Partię wygra ten śmiałek, który jako pierwszy wykona dwanaście zadań i poinformuje o tym Zeusa. W trakcie rozgrywki każdy z graczy powinien złożyć trzy dary w świątyniach, zbudować trzy kapliczki, wnieść trzy monumenty oraz zgładzić trzy potwory. Wyniki na kościach wyroczni stanowią podstawę do zaplanowania ruchów w następnej turze (zgłaszamy się do Wyroczni Delfickiej i dostajemy stosowne rady dotyczące wojaży). Na sześciu ściankach kości rozmieszczono po jednym symbolu (literze greckiej), któremu odpowiada określona barwa. Symbole i ich kolory ściśle odnoszą się do konkretnych oznaczeń na planszy głównej, jednak nie zawężają (bezpośrednio) kręgu możliwych do wykonania akcji. Runda składa się z tur graczy, a każda tura dzieli się na trzy fazy. Podczas pierwszego etapu należy sprawdzić stan kart ran, których systematycznie nam przybywa (czasem konieczna bywa regeneracja - utrata kolejki). Kluczowe akcje dostępne w fazie drugiej to: poruszenie statku (maksymalnie o trzy pola) / walka z potworem / odkrycie nowej wyspy / zbudowanie kapliczki / załadowanie na pokład daru lub posągu / złożenie daru w świątyni / postawienie pomnika. To, jakie działania możemy podjąć, zależy od symbolu wyrzuconego na kostce wyroczni. Co to znaczy? Jeśli dysponujemy niebieskim symbolem, mamy szansę: przemieścić statek kończąc na niebieskim polu, załadować na pokład niebieski dar, stoczyć bój z niebieskim potworem itd. Ostatni etap tury to konsultacja za kapłanką Pytią, czyli ponowny rzut barwnymi kostkami.
W Wyroczni Delfickiej wszelkie mechanizmy tworzą całość, która funkcjonuje niczym szwajcarski zegarek. Do wygranej dochodzimy małymi kroczkami, konsekwentnie realizując założone cele, co spodoba się entuzjastom długofalowego planowania i podejmowania decyzji. Ciekawym rozwiązaniem jest możliwość modyfikowania wyników na kościach wyroczni za pomocą żetonów łaski – w ten sposób zmniejszono losowość gry. Choć tytuł bez wątpienia kwalifikuje się do gier typu euro, próżno szukać w nim punktów zwycięstwa, które gromadzilibyśmy przez całą rozgrywkę. Po zrealizowaniu każdej misji – zyskujemy bonus ułatwiający dalszą podróż (np. kartę ekwipunku w zamian za zgładzenie stwora). Gracze biorą udział w emocjonującym wyścigu!

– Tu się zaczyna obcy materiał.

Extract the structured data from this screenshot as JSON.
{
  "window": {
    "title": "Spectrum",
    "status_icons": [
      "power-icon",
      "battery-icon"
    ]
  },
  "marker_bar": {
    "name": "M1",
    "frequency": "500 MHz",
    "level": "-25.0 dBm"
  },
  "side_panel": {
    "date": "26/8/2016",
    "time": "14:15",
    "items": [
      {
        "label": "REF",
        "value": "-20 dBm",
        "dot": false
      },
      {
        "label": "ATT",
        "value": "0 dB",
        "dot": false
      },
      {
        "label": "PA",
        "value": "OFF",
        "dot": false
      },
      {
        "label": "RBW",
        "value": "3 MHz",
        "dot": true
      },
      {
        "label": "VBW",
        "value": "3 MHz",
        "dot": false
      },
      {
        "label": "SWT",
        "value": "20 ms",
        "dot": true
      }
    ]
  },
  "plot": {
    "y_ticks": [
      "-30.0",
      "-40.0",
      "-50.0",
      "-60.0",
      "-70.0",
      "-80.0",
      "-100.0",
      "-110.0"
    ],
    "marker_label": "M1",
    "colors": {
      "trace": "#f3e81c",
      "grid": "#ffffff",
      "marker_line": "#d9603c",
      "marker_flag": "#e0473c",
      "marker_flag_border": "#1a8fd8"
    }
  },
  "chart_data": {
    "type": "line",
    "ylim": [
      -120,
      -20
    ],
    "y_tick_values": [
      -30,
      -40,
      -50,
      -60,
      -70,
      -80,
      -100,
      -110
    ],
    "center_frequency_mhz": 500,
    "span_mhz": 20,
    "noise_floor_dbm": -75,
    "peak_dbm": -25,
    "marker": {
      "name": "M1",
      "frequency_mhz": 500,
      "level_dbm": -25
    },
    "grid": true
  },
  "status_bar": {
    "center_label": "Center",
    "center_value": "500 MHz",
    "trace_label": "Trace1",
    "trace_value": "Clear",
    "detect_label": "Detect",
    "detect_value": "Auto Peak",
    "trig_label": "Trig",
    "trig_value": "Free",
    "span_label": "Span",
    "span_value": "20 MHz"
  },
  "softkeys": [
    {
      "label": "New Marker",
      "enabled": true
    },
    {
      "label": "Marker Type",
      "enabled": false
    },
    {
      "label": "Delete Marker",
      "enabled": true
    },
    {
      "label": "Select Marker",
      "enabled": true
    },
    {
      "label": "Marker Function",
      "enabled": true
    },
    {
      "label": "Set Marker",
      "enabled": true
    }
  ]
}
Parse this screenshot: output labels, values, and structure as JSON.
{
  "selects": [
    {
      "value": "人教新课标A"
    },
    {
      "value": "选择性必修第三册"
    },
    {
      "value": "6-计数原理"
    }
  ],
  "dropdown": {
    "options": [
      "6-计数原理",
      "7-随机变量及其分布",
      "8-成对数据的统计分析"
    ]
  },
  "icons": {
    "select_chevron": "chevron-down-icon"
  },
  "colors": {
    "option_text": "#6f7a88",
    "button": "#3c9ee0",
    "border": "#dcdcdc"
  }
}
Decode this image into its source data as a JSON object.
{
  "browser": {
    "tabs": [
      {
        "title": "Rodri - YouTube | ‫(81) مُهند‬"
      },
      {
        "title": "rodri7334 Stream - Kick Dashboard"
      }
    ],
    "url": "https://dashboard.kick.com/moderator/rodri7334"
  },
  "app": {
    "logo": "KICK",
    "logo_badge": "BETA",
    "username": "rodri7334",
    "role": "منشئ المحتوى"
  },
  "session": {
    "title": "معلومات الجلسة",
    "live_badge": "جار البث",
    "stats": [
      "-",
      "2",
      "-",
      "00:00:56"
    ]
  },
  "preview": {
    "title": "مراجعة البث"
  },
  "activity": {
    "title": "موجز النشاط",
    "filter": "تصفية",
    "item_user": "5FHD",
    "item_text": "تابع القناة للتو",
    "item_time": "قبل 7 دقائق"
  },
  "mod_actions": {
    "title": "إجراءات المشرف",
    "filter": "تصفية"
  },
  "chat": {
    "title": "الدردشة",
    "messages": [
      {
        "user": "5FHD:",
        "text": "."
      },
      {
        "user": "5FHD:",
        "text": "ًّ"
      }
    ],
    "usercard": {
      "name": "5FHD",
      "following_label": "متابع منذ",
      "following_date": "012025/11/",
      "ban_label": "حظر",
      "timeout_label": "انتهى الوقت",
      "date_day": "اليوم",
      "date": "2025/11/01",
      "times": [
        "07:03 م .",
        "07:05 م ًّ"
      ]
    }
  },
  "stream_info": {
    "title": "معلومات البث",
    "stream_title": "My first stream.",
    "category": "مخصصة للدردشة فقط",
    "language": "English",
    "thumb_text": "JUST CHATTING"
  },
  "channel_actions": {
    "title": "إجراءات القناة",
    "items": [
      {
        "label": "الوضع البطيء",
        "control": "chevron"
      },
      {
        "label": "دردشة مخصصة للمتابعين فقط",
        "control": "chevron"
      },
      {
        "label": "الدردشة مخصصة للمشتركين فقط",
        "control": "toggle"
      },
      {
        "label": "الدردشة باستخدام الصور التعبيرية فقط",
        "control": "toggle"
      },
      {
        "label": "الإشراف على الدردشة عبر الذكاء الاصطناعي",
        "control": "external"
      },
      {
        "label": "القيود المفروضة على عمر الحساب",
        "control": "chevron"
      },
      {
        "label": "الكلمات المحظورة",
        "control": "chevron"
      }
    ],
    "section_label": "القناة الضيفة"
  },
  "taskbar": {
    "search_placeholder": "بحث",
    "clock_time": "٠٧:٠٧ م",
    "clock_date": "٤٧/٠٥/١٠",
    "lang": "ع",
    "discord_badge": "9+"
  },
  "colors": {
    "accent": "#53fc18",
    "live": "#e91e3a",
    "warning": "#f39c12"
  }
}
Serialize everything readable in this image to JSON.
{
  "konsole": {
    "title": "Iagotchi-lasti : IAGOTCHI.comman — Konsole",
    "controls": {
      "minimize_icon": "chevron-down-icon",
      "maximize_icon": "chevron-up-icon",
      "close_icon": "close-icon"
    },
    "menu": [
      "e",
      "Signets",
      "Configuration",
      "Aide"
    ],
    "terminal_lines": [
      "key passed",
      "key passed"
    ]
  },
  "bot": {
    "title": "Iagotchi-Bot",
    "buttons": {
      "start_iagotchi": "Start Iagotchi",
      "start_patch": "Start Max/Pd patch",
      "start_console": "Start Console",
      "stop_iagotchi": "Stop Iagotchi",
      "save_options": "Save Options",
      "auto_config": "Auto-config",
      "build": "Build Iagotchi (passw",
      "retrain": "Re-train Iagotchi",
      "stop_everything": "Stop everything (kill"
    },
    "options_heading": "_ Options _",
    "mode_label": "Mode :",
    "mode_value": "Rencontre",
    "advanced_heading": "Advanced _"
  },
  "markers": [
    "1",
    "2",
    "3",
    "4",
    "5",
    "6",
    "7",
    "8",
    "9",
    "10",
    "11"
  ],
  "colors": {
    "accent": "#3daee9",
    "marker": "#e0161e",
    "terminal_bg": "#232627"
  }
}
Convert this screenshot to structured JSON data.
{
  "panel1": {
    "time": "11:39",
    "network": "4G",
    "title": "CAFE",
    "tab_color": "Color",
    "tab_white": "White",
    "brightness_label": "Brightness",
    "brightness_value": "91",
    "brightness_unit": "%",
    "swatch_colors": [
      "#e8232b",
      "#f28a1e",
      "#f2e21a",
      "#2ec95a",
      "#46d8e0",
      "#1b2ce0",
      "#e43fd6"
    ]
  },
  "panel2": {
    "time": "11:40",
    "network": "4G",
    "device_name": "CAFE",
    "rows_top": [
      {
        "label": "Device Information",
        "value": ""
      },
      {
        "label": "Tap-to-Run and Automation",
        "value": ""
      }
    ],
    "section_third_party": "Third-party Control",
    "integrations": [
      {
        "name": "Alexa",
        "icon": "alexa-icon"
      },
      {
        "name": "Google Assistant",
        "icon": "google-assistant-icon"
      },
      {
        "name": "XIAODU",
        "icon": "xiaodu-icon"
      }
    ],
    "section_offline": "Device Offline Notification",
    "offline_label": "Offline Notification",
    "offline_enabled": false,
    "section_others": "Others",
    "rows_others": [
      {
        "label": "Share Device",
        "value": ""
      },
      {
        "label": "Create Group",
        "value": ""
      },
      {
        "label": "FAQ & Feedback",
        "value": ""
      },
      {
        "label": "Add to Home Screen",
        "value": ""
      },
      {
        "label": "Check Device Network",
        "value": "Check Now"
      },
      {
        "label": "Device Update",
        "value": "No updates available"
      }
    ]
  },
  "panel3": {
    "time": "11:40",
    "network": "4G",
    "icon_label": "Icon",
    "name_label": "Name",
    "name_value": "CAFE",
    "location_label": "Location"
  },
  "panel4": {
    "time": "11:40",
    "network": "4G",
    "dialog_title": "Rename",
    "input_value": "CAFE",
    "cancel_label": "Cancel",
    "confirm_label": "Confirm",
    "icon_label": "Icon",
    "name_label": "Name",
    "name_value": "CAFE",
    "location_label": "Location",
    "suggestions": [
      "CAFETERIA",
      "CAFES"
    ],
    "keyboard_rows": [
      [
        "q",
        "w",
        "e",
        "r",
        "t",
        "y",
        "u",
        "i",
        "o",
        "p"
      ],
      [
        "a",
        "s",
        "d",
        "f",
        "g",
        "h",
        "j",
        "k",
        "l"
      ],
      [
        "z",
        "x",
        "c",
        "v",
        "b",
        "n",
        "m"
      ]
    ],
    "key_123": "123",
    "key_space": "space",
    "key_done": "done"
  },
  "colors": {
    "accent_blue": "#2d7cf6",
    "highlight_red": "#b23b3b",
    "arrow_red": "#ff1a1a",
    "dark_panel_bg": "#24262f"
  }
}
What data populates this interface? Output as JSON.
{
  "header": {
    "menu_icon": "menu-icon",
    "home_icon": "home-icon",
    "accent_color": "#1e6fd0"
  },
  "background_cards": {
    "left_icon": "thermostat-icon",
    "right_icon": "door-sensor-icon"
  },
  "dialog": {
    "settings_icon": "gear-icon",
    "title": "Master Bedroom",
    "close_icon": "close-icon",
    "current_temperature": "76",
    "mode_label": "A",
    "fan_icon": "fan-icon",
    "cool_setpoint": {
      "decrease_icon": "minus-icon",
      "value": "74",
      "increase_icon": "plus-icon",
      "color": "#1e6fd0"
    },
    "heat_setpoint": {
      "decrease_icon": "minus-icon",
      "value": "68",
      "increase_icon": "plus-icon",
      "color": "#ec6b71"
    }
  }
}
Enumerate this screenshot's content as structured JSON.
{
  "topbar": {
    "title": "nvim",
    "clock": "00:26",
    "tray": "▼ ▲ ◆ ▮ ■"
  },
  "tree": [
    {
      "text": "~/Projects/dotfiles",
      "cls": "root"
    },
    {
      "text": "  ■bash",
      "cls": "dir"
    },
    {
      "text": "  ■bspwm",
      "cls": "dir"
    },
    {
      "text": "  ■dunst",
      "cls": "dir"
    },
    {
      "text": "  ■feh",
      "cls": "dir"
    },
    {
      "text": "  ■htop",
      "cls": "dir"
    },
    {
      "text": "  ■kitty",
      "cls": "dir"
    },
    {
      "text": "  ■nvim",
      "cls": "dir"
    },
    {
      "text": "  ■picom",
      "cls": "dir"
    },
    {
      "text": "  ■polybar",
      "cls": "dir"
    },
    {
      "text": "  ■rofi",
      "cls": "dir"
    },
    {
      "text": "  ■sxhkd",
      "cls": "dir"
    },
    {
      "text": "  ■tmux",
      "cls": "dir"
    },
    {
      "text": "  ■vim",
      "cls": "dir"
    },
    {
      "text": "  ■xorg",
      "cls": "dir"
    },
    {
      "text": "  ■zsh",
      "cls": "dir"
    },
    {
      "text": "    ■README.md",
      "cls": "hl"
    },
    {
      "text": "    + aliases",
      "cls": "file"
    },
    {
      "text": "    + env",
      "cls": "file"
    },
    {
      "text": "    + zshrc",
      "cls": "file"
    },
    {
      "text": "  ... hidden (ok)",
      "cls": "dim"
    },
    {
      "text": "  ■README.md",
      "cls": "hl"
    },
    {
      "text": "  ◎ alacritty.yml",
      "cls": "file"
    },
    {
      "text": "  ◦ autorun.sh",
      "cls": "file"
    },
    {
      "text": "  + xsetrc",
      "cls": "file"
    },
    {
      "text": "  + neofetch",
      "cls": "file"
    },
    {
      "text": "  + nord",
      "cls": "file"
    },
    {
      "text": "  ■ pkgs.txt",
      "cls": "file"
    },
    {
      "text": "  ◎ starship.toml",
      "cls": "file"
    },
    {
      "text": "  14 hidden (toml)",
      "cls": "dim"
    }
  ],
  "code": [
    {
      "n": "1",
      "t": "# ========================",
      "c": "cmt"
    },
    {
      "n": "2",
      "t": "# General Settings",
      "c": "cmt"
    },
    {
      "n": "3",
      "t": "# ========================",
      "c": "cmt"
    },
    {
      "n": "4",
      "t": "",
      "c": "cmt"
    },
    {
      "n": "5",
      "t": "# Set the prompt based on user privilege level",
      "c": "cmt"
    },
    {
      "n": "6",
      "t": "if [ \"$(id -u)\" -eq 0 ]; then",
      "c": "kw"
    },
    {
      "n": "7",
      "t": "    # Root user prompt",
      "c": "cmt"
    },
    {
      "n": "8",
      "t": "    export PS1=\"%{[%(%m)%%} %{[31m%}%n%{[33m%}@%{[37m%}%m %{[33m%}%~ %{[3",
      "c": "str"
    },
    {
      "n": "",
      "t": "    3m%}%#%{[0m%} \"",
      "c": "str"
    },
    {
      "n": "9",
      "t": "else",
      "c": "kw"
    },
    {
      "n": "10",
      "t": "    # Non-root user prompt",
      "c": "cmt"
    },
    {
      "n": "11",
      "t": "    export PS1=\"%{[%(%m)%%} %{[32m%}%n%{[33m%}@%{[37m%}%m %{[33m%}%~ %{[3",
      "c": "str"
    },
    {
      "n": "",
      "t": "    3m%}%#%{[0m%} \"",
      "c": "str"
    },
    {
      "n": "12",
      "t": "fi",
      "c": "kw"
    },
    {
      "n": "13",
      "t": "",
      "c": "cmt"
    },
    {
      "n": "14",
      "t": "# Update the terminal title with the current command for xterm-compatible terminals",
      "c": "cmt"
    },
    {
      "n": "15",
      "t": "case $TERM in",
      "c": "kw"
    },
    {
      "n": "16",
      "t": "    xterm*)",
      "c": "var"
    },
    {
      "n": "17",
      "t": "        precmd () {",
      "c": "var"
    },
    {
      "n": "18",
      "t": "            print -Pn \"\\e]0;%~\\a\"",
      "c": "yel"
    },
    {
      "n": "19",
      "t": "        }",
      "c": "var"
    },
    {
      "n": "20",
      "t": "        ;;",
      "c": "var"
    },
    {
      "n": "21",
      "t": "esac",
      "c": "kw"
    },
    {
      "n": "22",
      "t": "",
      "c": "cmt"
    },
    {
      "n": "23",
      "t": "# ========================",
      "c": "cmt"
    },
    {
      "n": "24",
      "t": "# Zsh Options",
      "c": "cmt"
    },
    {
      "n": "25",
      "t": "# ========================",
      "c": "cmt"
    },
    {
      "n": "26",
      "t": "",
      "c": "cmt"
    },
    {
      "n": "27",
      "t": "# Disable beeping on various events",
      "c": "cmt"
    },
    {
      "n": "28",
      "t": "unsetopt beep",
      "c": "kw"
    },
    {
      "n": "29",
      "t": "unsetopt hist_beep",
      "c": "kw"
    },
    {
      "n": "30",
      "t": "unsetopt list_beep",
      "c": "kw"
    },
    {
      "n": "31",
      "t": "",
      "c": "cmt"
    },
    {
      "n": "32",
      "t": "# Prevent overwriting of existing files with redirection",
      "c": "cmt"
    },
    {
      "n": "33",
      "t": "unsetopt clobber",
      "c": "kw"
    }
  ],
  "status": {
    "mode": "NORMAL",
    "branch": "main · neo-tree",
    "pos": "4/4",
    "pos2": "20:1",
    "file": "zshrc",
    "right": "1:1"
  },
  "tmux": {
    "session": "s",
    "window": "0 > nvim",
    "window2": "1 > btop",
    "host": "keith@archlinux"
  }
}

Mnóstwo dostępnych kombinacji ruchów i jeden cel - wykonać wszystkie polecenia Zeusa. Obmyślenie optymalnej strategii stanowi nie lada wyzwanie, a subtelna dawka interakcji między graczami wzbogaci rozgrywkę. Wyrocznia Delficka to obowiązkowa pozycja dla fanów gier taktycznych o średnim stopniu ciężkości.